In one of such churches at the Mimboman neighbourhood in Yaounde, one pastor of Ghanaian nationality said he was living very well in his country and had a vision in which God told him to come to Cameroon and rescue many people from bondage. Within the week, he told the Christians of yet another vision. He said, in this vision, God told him to divorce his wife and get married to a member of his congregation, a young student of the Yaounde University 1. Many Christians were shocked but the pastor went ahead and got the young girl.
 

According to the Senior Divisional Officer for Mfoundi, Jean Claude Tsila, the so-called men of God do many ungodly things. He cited the case of a girl who died in one of the churches because the pastor did not allow her to go to hospital for treatment. “We tell our Christians not to go to the hospital because we believe in the healing powers of the Holy Spirit,” the pastor, a Nigerian national, was quoted to have said.
 

There is also a new wave of a commercial ruse going in the churches. The pastors create businesses like provision stores and tell their Christians that everything they buy from there is anointed. One of such churches in the Obili neighbourhood in Yaounde has an anointed a hairdressing saloon where all female Christians are advised to do their hair so as to be blessed. The church also runs a local clinic where drugs are sold as well as sells holy water.

Many of these pastors are very rich because they are collecting a good portion of the salary of every Christian in exchange for blessings. Many people complain that the Pentecostal churches pollute the neighbourhood with a lot of noise. “We cannot sleep, we cannot study in peace. The noise here is unbearable. If they are not singing, they are playing music throughout the night,” one student who lives near the Holy Ghost Church, told The Post.

Noise pollution is one of the reasons why the Yaounde administration has embarked on shutting down many churches that are operating without due authorisation. The Mfoundi SDO launched the onslaught on August 2 and the International Faith Convention Church at Emana neighbourhood, was one of the first to get the slammer. The bid has continued as administrative officials close down illegal churches on a daily basis.

The authorities have targeted some 500 churches for closure in Yaounde.
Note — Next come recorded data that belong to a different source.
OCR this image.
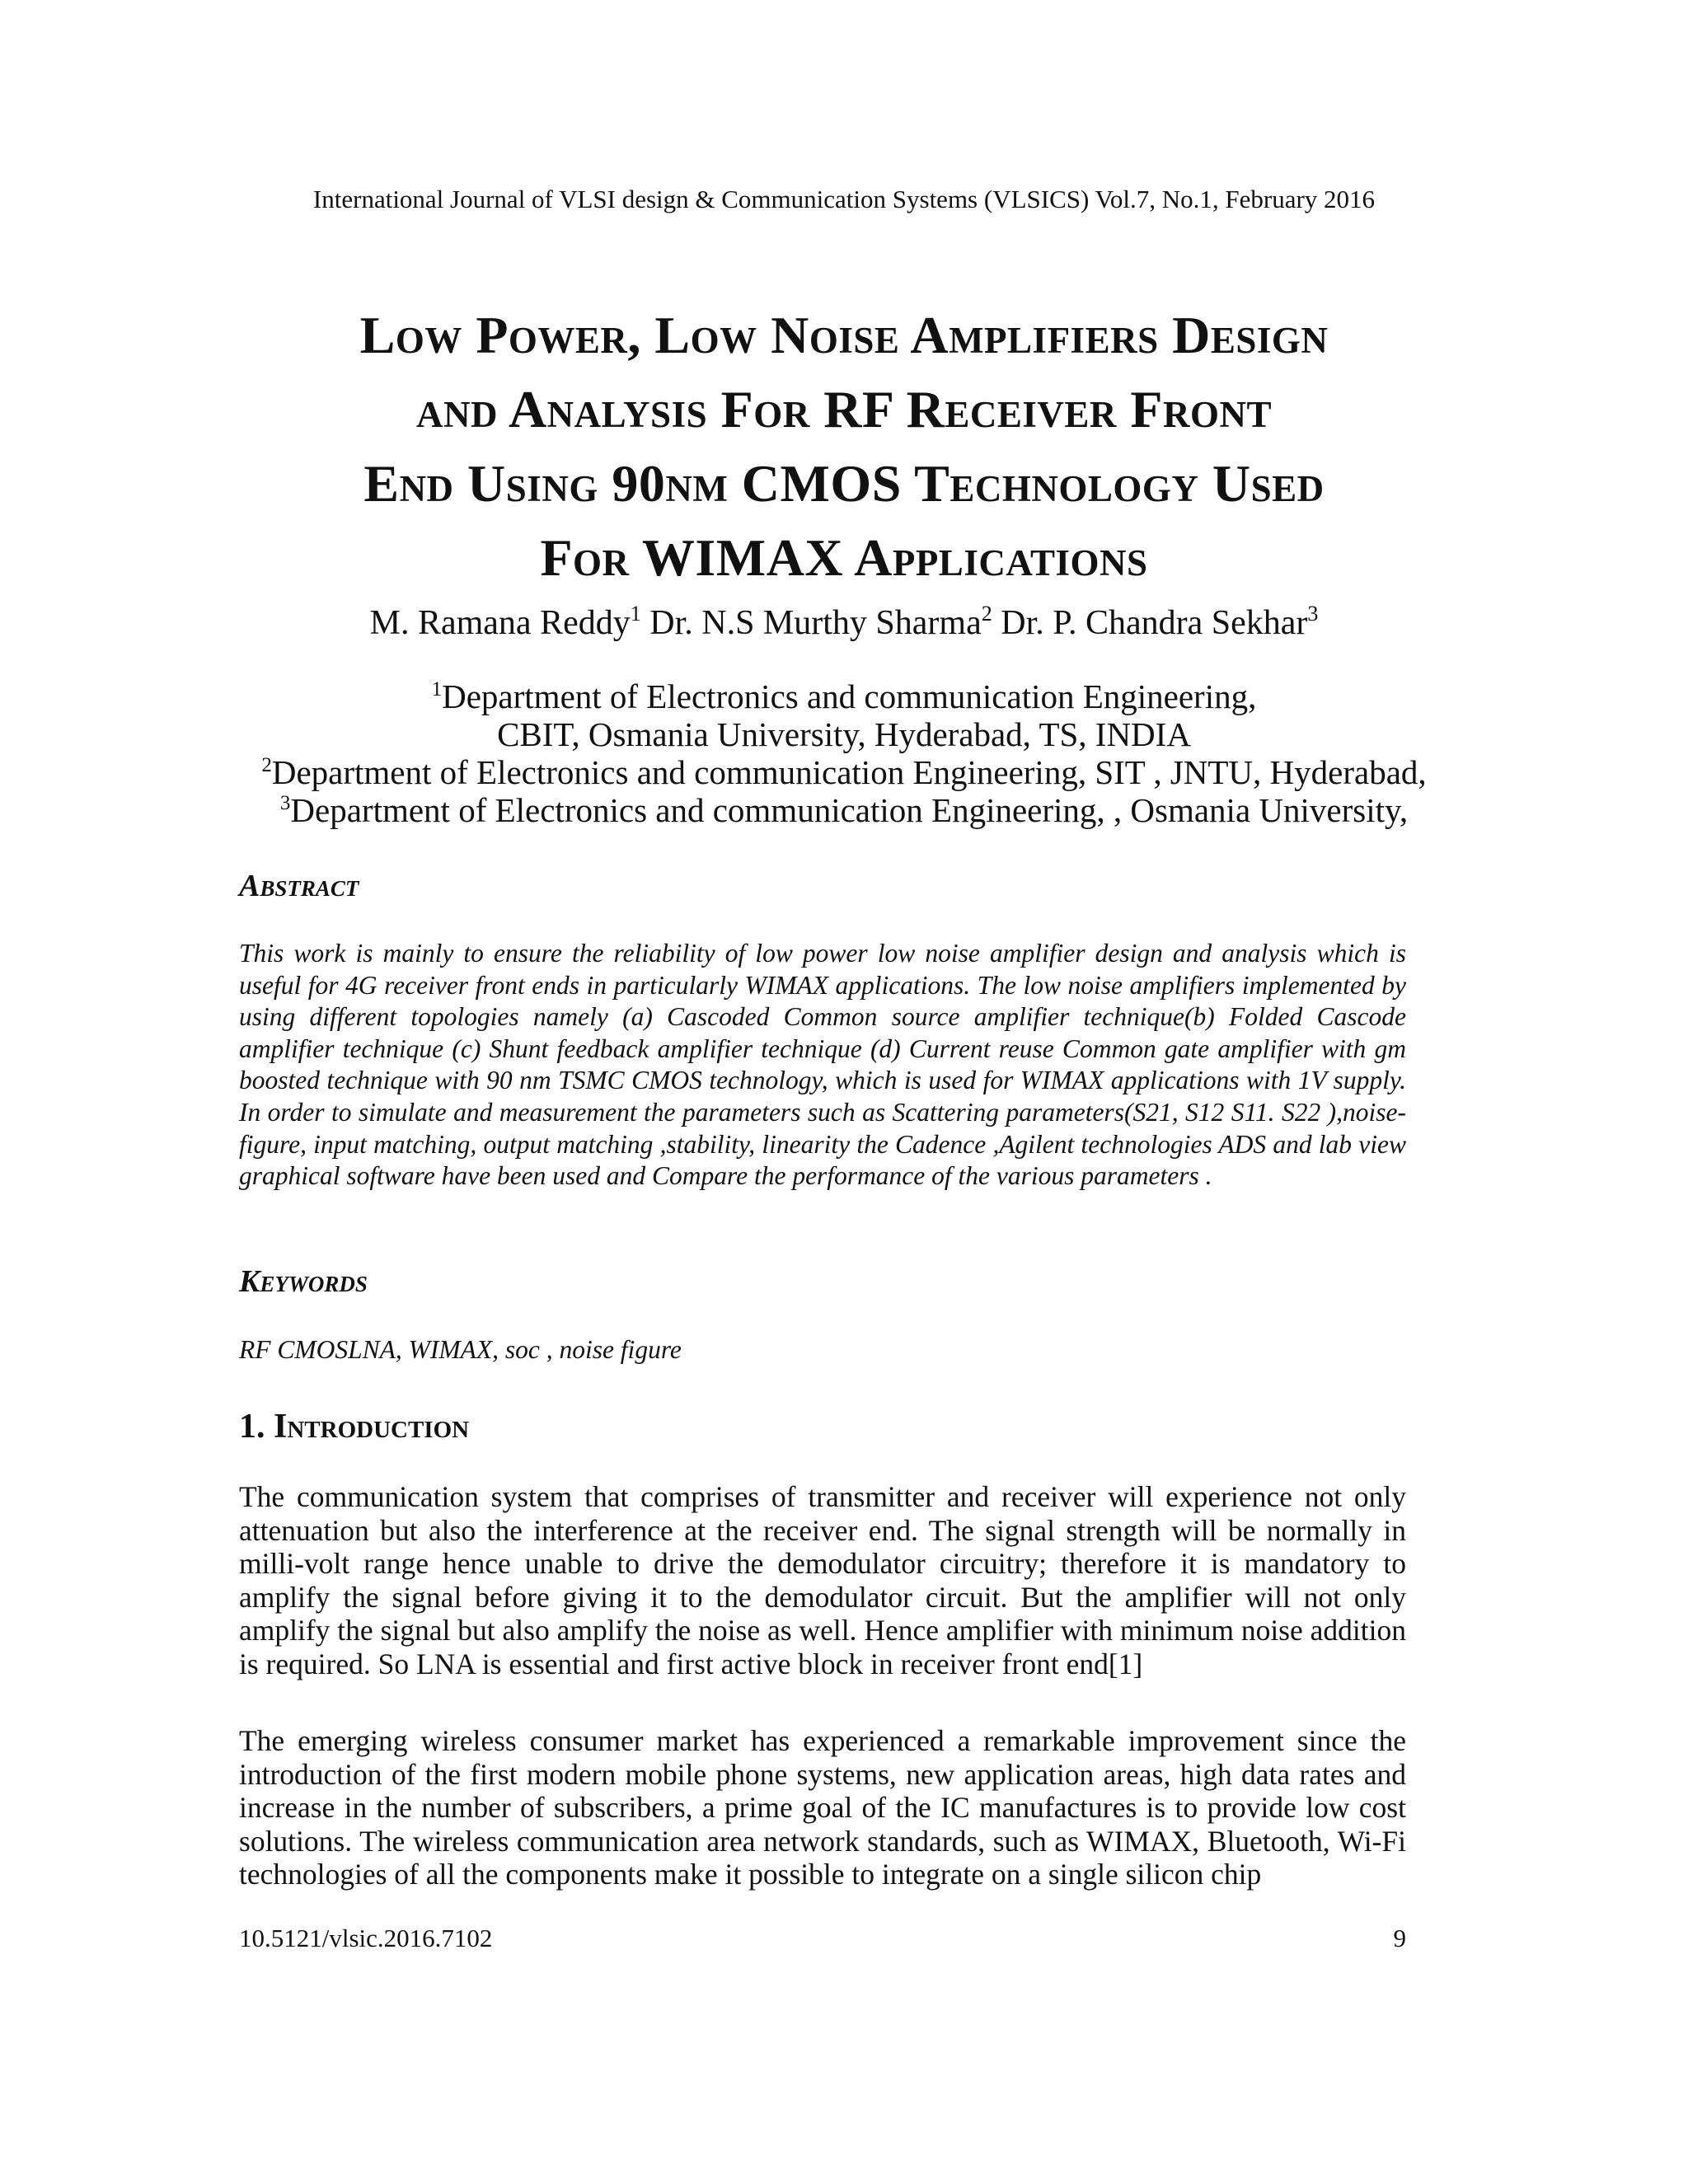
International Journal of VLSI design & Communication Systems (VLSICS) Vol.7, No.1, February 2016
Low Power, Low Noise Amplifiers Design
and Analysis For RF Receiver Front
End Using 90nm CMOS Technology Used
For WIMAX Applications
M. Ramana Reddy$^1$ Dr. N.S Murthy Sharma$^2$ Dr. P. Chandra Sekhar$^3$
$^1$Department of Electronics and communication Engineering,
CBIT, Osmania University, Hyderabad, TS, INDIA
$^2$Department of Electronics and communication Engineering, SIT , JNTU, Hyderabad,
$^3$Department of Electronics and communication Engineering, , Osmania University,
Abstract
This work is mainly to ensure the reliability of low power low noise amplifier design and analysis which is useful for 4G receiver front ends in particularly WIMAX applications. The low noise amplifiers implemented by using different topologies namely (a) Cascoded Common source amplifier technique(b) Folded Cascode amplifier technique (c) Shunt feedback amplifier technique (d) Current reuse Common gate amplifier with gm boosted technique with 90 nm TSMC CMOS technology, which is used for WIMAX applications with 1V supply. In order to simulate and measurement the parameters such as Scattering parameters(S21, S12 S11. S22 ),noise-figure, input matching, output matching ,stability, linearity the Cadence ,Agilent technologies ADS and lab view graphical software have been used and Compare the performance of the various parameters .
Keywords
RF CMOSLNA, WIMAX, soc , noise figure
1. Introduction
The communication system that comprises of transmitter and receiver will experience not only attenuation but also the interference at the receiver end. The signal strength will be normally in milli-volt range hence unable to drive the demodulator circuitry; therefore it is mandatory to amplify the signal before giving it to the demodulator circuit. But the amplifier will not only amplify the signal but also amplify the noise as well. Hence amplifier with minimum noise addition is required. So LNA is essential and first active block in receiver front end[1]
The emerging wireless consumer market has experienced a remarkable improvement since the introduction of the first modern mobile phone systems, new application areas, high data rates and increase in the number of subscribers, a prime goal of the IC manufactures is to provide low cost solutions. The wireless communication area network standards, such as WIMAX, Bluetooth, Wi-Fi technologies of all the components make it possible to integrate on a single silicon chip
10.5121/vlsic.2016.7102	9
Despite this affluence of churches, the Minister of Territorial Administration and Decentralisation says only 47 religious organisations have a right to operate in the country. While many of the men of God agree that there is need to get authorisation, others hold that it is not necessary. “We don’t need a license to serve God,” one of them retorted.
 

Opening a church in Cameroon requires prior administrative authorisation. But some churches have sought to dribble the law by presenting themselves as chapels of other legalised churches. When one Dieunnedort Kamdam of Cathedrale de La Foi was asked to show the legal documents of his church, he claimed that it belonged to the CBC network that is Cameroon Baptist Congregation. But when the authorities insisted, The Post learnt, the pastor brandished a legal document belonging to the well known Cameroon Baptist Convention, CBC.  In reaction, the CBC started issuing disclaimers on radio.